ShipSwift
AI-native SwiftUI component library with full-stack recipes — connect via MCP for instant access.
claude mcp add --transport stdio signerlabs-shipswift npx -y signerlabs/shipswift-skills
How to use
ShipSwift acts as an MCP server that leverages the ShipSwift Skills integration to expose the AI-enabled SwiftUI component library as recipes and capabilities that your AI can request and fetch. The server enables discovery of available recipes, retrieval of specific recipe implementations, and searching across recipes provided by the ShipSwift Skills package. Use the MCP tooling to query for recipes like listRecipes, getRecipe, and searchRecipes, then instruct your AI to request the appropriate recipe and incorporate the SwiftUI components into your app-building prompts. The Skills integration handles provisioning and linking the ShipSwift components with your AI workflows, so you can ask for ready-to-use SwiftUI components, animations, charts, or multi-file modules via natural language prompts and receive code snippets, usage guidance, and implementation steps.
How to install
Prerequisites:
- Node.js (recommended LTS) and npm/yarn installed on your machine.

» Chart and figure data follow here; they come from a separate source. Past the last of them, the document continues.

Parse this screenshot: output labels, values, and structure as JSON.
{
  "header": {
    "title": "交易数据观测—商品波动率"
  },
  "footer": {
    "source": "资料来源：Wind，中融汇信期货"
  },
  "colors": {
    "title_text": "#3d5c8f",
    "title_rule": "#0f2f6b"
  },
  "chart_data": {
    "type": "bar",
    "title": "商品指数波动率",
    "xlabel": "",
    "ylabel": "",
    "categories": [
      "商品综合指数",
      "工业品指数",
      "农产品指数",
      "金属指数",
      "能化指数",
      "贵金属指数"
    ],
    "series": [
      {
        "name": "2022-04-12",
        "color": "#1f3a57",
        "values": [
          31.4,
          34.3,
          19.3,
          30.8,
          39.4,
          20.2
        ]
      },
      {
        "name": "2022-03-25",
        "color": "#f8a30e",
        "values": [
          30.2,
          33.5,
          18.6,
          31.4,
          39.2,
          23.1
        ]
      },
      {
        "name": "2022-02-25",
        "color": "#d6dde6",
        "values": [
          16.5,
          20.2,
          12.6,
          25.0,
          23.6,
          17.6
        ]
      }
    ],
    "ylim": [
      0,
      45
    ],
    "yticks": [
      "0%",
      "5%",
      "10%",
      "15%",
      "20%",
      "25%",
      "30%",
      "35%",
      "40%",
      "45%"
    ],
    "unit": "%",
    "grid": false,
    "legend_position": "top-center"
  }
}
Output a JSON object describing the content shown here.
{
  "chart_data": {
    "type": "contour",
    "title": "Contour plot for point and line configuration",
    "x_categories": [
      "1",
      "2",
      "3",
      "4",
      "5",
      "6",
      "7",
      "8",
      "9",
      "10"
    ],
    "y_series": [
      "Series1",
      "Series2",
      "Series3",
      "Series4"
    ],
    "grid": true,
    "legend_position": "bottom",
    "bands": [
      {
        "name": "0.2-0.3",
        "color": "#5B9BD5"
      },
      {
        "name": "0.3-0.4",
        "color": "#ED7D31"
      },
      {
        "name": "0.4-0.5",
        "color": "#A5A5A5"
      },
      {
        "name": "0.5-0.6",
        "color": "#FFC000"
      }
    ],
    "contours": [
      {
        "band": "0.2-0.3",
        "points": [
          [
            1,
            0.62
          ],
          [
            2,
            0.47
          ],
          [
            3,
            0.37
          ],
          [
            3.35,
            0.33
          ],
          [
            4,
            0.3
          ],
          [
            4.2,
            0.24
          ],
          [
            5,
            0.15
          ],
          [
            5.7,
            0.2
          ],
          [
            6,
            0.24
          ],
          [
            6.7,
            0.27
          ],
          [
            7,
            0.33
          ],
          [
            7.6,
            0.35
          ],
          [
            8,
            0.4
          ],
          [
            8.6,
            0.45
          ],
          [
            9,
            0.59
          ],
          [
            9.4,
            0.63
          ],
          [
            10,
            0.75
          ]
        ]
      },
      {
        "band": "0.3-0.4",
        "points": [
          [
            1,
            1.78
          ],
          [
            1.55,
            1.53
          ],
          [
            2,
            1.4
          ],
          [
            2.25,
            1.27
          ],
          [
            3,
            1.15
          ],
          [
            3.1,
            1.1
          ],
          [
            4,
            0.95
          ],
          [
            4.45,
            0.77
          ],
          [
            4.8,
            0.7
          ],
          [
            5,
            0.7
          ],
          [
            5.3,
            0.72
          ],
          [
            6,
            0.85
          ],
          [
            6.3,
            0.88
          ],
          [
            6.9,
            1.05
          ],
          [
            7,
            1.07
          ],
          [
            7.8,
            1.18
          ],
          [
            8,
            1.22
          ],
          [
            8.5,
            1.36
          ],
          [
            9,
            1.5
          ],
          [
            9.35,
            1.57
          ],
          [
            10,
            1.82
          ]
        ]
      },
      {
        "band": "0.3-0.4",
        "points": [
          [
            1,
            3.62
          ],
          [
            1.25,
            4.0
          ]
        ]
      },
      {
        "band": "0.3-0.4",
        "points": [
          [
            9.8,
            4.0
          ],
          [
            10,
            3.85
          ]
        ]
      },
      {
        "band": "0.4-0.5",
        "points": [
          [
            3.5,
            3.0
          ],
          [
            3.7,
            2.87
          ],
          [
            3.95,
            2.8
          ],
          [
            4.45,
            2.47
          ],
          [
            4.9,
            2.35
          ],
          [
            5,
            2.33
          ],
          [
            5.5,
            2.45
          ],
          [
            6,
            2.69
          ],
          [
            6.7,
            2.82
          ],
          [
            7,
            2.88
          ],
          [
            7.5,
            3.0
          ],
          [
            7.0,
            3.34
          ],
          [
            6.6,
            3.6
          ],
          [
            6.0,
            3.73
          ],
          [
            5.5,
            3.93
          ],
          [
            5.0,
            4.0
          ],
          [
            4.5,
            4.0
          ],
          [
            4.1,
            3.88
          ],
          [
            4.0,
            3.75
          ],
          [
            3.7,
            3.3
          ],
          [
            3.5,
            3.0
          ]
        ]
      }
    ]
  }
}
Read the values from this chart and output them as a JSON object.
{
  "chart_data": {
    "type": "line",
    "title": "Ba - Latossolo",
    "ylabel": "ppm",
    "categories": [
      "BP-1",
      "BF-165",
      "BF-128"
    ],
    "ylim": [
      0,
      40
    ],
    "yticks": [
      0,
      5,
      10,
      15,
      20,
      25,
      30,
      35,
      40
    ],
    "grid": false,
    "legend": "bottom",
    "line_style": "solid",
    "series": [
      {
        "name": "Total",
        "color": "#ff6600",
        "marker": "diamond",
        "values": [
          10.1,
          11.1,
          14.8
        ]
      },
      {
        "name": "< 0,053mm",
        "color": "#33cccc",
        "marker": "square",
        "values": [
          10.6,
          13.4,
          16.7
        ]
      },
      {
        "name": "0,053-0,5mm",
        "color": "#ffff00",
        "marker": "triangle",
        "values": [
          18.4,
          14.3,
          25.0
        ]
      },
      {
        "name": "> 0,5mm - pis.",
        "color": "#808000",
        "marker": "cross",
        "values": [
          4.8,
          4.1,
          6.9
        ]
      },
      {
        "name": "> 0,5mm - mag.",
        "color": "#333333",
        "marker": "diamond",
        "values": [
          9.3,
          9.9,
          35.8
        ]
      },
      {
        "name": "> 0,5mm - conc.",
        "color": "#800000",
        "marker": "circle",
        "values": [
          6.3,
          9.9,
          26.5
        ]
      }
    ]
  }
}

- Access to run npx commands in your environment.
Installation steps:
- Install the ShipSwift MCP server via the Skills integration:
npx skills add signerlabs/shipswift-skills
- Verify installation by listing available MCP endpoints (if your setup provides a quick-start check):
npx skills list --package signerlabs/shipswift-skills
- Start using the ShipSwift MCP server in your AI pipelines by delegating recipe queries to the installed Skills integration and (optionally) configuring any required authentication or transport settings as documented by the Skills package.
Note: The exact start/run commands may vary depending on how your environment exposes the MCP endpoints from the ShipSwift Skills package. Refer to the Skills repository linked in the ShipSwift README for any environment-specific instructions.
Additional notes
Tips and potential issues:
- Ensure your Node.js and npm versions meet the minimum requirements for the skills package used by ShipSwift.
- If you encounter network or permission errors with npx, try clearing npm cache or using a node version manager (e.g., nvm).
- The ShipSwift MCP integration relies on the ShipSwift Skills package; keep it up to date to access new recipes, components, and backend wiring improvements.
- If your environment blocks internet access, download the skills package locally and point npx to a local cache or use an offline workflow as per your organization's policies.
- Environment variables you might configure (if needed) include API endpoints for the MCP server, authentication tokens for the Skills backend, and any proxy settings required by your network.
- When integrating with AI prompts, prefer explicit prompts like: "listRecipes", "getRecipe for LineChart", or "searchRecipes with keyword: 'Chart'" to leverage the MCP capabilities effectively.